Урод | страница 38
— С чего это тебе так весело?
— Смешно! — осклабился пожарник. — Видный такой мужчина, артист, а не может поздоровкаться.
— А ты можешь?
— А чего ж, могу, — широко и глупо заулыбался пожарник.
Гостилицын схватил его за руку:
— Выручи, голубчик, покажи.
Пожарник не ожидал такого поворота и забормотал, что он не артист, а всего лишь необразованный пожарник, и хоть режь его на части, а показываться не будет. Тогда Гостилицын, водя перед его носом пальцем, внушительно предупредил:
— Запомни, милейший! Если ты еще хоть раз сунешь нос не в свое дело, берегись! Не только голова твоя будет сидеть в этой дурацкой каске, всего туда загоню — с ногами и лестницей…

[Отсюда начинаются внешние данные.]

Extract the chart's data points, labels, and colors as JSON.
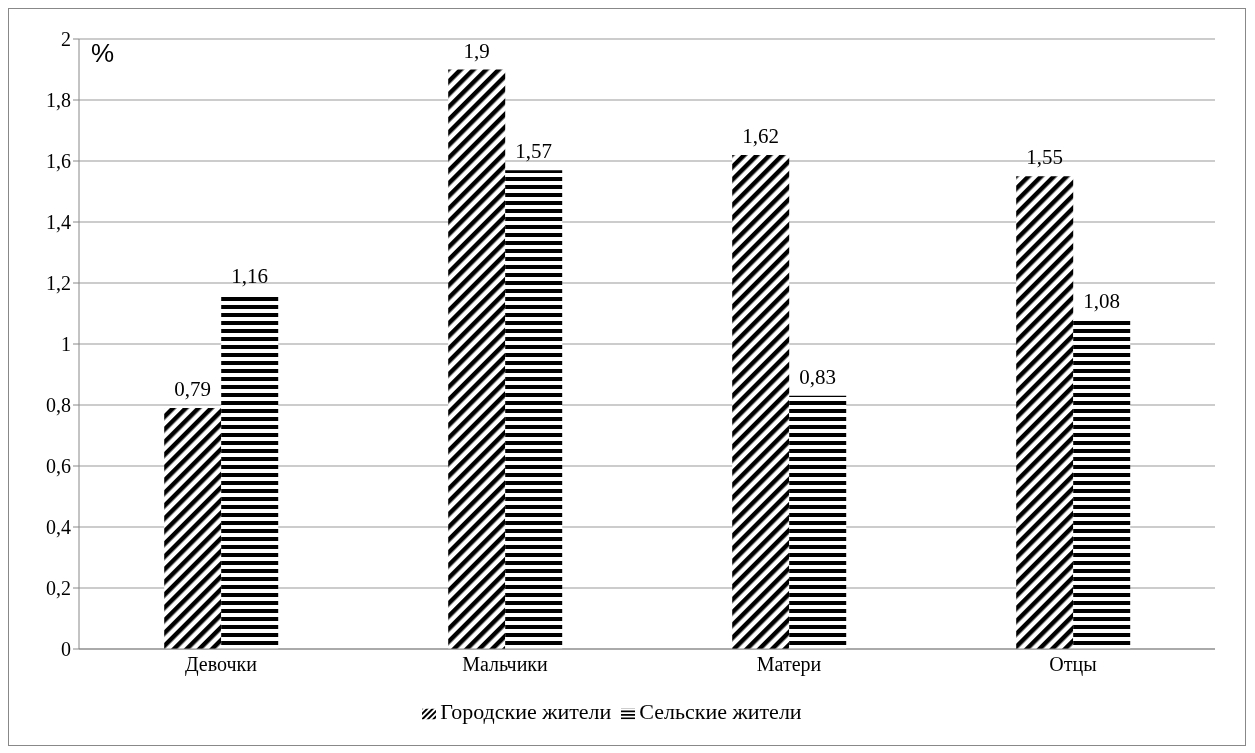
{
  "chart_data": {
    "type": "bar",
    "ylabel": "%",
    "categories": [
      "Девочки",
      "Мальчики",
      "Матери",
      "Отцы"
    ],
    "series": [
      {
        "name": "Городские жители",
        "color": "#000000",
        "values": [
          0.79,
          1.9,
          1.62,
          1.55
        ],
        "value_labels": [
          "0,79",
          "1,9",
          "1,62",
          "1,55"
        ]
      },
      {
        "name": "Сельские жители",
        "color": "#000000",
        "values": [
          1.16,
          1.57,
          0.83,
          1.08
        ],
        "value_labels": [
          "1,16",
          "1,57",
          "0,83",
          "1,08"
        ]
      }
    ],
    "ylim": [
      0,
      2
    ],
    "yticks": [
      {
        "value": 0,
        "label": "0"
      },
      {
        "value": 0.2,
        "label": "0,2"
      },
      {
        "value": 0.4,
        "label": "0,4"
      },
      {
        "value": 0.6,
        "label": "0,6"
      },
      {
        "value": 0.8,
        "label": "0,8"
      },
      {
        "value": 1,
        "label": "1"
      },
      {
        "value": 1.2,
        "label": "1,2"
      },
      {
        "value": 1.4,
        "label": "1,4"
      },
      {
        "value": 1.6,
        "label": "1,6"
      },
      {
        "value": 1.8,
        "label": "1,8"
      },
      {
        "value": 2,
        "label": "2"
      }
    ],
    "grid": "y",
    "legend": "bottom"
  }
}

Пожарник поспешил убраться в свой темный угол, а Гостилицын ни с того ни с сего набросился на автора, который с удивлением и страхом наблюдал, как делаются кинофильмы:
— Видишь, написал какой диалог! Даже такой талантливый актер не может осилить! — Режиссер схватил себя за волосы: — Какой же я дурак, что связался с ультрасовременной темой! Снимал бы Гамлетов с Макбетами!
Постонав, посетовав на свою печальную судьбу, Гостилицын грустно посмотрел на Отелкова:
— Что же мы будем делать-то, Иван Алексеевич? Может, эту сцену вымараем? Согласен? Я тоже бы не прочь, да боюсь, что автор не позволит.
Ничего другого не оставалось, как применить наивернейший и простейший способ режиссерского показа. Что Гостилицын и сделал. Он вошел и сказал: «Здравствуйте, товарищ директор». Фраза прозвучала естественно и просто. Отелков старался вложить в нее и значимость, и смысл. Режиссер же не придал ей никакого значения и произнес фразу как бы между прочим. И в этом-то заключался весь секрет. И всем стало ясно, что профессор пришел к директору не с целью поприветствовать, а по какому-то важному делу.
Иван Алексеевич закрыл руками лицо. Стыд жег ему уши. От обиды и злости не осталось и следа. «Какая же я бездарь и ничтожество! — думал он. — Надо сейчас же отказаться от роли». И он наверняка бы отказался, но в эту минуту Гостилицын спросил:
— Понял, как надо?
Иван Алексеевич машинально кивнул головой.
— Повторим, — приказал режиссер и подал команду: — Мотор!
Иван Алексеевич повторил, и, кажется, неплохо. По крайней мере Гостилицын сказал:
— Ладно, сойдет!
На этом и закончился первый съемочный день.
Став артистом, Урод не заважничал. Его теперешнее положение и то внимание, которое ему оказывали, другой собаке наверняка свернули бы мозги набекрень. Однако порода, незаурядный ум удерживали боксера от дешевого зазнайства и легкомысленных поступков, на которые так падки молодые артисты. Кроме того, каким-то собачьим чутьем Урод понял, что он не какой-нибудь рядовой пес, а исключительный, одаренный, и поэтому держал себя, как положено большим талантам, — скромно и просто.